# Impossible to change jobs if you're a foreigner?



## Nostalgia Nut (Feb 11, 2009)

Hi everyone. I've been living and working in SA for the past 6 years, initially on an intra company transfer permit for 2 years and thereafter on a quota work permit.

When I got the quota work permit I was told by colleagues and friends that I would have the luxury of easily being able to change jobs anytime I wanted as long as I stuck with the same occupation. Well, I've been trying to change jobs since 2012 or 2013 and it seems absolutely impossible to even get an interview call! I don't consider my CV to be that bad honestly... I have more than 10 years of experience and a Masters degree from a world class university. But it seems as though prospective employers are not even looking at my CV! I'm stuck with the same employer since I arrived here! Do I need to become a permanent resident here to even be considered seriously for a job? Then what good is this dumb quota work permit??? I'm in the manufacturing industry by the way. 

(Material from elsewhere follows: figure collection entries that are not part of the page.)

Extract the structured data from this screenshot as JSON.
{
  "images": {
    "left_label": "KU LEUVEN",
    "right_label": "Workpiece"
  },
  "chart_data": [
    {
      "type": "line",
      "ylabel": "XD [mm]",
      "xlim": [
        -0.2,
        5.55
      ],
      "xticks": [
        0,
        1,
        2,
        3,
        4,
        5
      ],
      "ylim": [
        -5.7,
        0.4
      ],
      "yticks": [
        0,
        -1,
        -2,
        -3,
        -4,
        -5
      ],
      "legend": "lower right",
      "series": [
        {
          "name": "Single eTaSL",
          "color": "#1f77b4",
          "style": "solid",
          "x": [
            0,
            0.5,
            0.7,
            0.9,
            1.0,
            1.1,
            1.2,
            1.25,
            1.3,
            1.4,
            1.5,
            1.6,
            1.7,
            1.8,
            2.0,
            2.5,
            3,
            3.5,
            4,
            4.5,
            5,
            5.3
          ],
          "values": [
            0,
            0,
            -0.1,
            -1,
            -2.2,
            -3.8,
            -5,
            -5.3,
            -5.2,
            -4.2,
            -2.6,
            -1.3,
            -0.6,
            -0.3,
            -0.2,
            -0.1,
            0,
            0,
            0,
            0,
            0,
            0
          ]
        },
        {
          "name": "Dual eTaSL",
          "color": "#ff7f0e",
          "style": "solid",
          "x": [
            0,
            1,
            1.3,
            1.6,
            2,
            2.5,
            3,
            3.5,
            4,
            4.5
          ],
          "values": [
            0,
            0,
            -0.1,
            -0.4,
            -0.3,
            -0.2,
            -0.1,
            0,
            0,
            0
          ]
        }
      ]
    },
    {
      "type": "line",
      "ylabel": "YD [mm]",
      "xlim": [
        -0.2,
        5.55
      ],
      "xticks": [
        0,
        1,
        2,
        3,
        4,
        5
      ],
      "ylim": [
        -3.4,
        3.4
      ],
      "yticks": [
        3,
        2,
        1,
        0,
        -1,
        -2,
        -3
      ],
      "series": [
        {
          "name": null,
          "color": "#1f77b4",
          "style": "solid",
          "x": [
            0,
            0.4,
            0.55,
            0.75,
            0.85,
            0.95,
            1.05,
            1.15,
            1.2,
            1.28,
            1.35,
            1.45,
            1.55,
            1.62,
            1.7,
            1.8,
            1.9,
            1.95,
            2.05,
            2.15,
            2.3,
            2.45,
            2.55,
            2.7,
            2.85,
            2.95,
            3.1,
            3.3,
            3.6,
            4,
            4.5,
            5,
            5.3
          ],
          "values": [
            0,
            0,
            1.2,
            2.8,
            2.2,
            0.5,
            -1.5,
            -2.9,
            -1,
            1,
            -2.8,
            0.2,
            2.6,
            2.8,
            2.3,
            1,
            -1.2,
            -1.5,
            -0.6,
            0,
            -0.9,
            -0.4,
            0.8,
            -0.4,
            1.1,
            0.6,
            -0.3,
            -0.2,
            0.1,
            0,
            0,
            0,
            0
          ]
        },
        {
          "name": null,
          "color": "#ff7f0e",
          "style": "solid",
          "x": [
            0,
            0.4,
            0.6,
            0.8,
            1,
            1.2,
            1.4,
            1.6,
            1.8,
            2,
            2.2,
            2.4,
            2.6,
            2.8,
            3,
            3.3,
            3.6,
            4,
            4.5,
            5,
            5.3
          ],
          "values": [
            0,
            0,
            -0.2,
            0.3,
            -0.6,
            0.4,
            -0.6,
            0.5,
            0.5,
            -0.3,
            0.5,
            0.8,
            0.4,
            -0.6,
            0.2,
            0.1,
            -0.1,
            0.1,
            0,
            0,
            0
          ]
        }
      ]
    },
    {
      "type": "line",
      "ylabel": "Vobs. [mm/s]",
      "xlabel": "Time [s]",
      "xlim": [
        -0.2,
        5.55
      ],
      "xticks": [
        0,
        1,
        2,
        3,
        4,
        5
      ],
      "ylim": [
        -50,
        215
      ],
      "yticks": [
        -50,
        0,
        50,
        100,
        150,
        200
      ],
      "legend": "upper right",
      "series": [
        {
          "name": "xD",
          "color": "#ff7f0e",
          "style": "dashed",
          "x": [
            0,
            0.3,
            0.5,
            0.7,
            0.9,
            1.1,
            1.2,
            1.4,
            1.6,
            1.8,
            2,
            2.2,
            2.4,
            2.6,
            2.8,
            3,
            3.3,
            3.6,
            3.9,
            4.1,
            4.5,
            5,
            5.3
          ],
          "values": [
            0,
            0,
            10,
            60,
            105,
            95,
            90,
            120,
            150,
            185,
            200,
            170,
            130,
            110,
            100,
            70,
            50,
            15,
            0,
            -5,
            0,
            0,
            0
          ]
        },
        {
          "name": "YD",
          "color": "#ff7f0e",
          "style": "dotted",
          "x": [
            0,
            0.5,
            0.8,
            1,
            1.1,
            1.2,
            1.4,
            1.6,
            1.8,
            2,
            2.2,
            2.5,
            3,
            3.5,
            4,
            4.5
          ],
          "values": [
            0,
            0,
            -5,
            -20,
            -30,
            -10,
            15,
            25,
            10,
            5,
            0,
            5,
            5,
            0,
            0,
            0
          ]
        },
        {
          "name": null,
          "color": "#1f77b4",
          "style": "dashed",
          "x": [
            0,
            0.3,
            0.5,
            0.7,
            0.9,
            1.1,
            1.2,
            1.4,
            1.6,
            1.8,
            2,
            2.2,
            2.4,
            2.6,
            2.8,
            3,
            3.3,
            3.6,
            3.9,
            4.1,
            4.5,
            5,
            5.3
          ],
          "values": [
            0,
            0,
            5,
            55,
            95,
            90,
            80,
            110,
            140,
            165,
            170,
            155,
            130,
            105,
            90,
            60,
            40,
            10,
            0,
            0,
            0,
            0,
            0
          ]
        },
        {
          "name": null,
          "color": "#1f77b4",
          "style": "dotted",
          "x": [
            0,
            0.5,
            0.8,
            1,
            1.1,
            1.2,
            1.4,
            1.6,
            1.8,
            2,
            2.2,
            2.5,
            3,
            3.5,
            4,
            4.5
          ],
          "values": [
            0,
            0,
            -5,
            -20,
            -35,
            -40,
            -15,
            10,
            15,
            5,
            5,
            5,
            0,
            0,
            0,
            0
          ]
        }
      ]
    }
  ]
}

Any help or advice sincerely appreciated! 

- Frustrated "foreigner".


----------



## LegalMan (Dec 26, 2012)

Nostalgia Nut said:


> Hi everyone. I've been living and working in SA for the past 6 years, initially on an intra company transfer permit for 2 years and thereafter on a quota work permit.
> 
> When I got the quota work permit I was told by colleagues and friends that I would have the luxury of easily being able to change jobs anytime I wanted as long as I stuck with the same occupation. Well, I've been trying to change jobs since 2012 or 2013 and it seems absolutely impossible to even get an interview call! I don't consider my CV to be that bad honestly... I have more than 10 years of experience and a Masters degree from a world class university. But it seems as though prospective employers are not even looking at my CV! I'm stuck with the same employer since I arrived here! Do I need to become a permanent resident here to even be considered seriously for a job? Then what good is this dumb quota work permit??? I'm in the manufacturing industry by the way.
> 
> ...


Hi Nostalgia Nut, 

Does your quota work permit mention your current employer? If not, there should be no reason why potential employers wont interview you. You are legally allowed to change employers, provided you notify Home Affairs by submitting a copy of your new contract, that's all. 
Perhaps attach of your permit and a capture of the immigration act where it explains what a quota work permit is. 
This is just my suggestion, good luck.


----------



## hopeful1986 (Feb 5, 2014)

Hi,

From personal experience it may just be employer perception of the assumed difficulties entailed in hiring foreigners. Barring the exclusions of AA/EE positions, a number of potential employers have assumed that I bring extra admin in the sense that I only want to job for permit purposes, or that I will need letters from them and require extra admin and expose them to scrutiny etc even before asking me about my permit situation. It's unfortunate but a reality, but it can be overcome. I recommend that you cast the net as wide as possible. It's hard to find a job in South Africa in general, even for south Africans and with certain assumptions that some employers reach when they see that you are foreign, it does mean that you need to send off as many applications as possible. I think permanent residency alleviates the situation, though. I've seen many ads for citizens or permanent residents only do there's hope once that is done.

good luck!


----------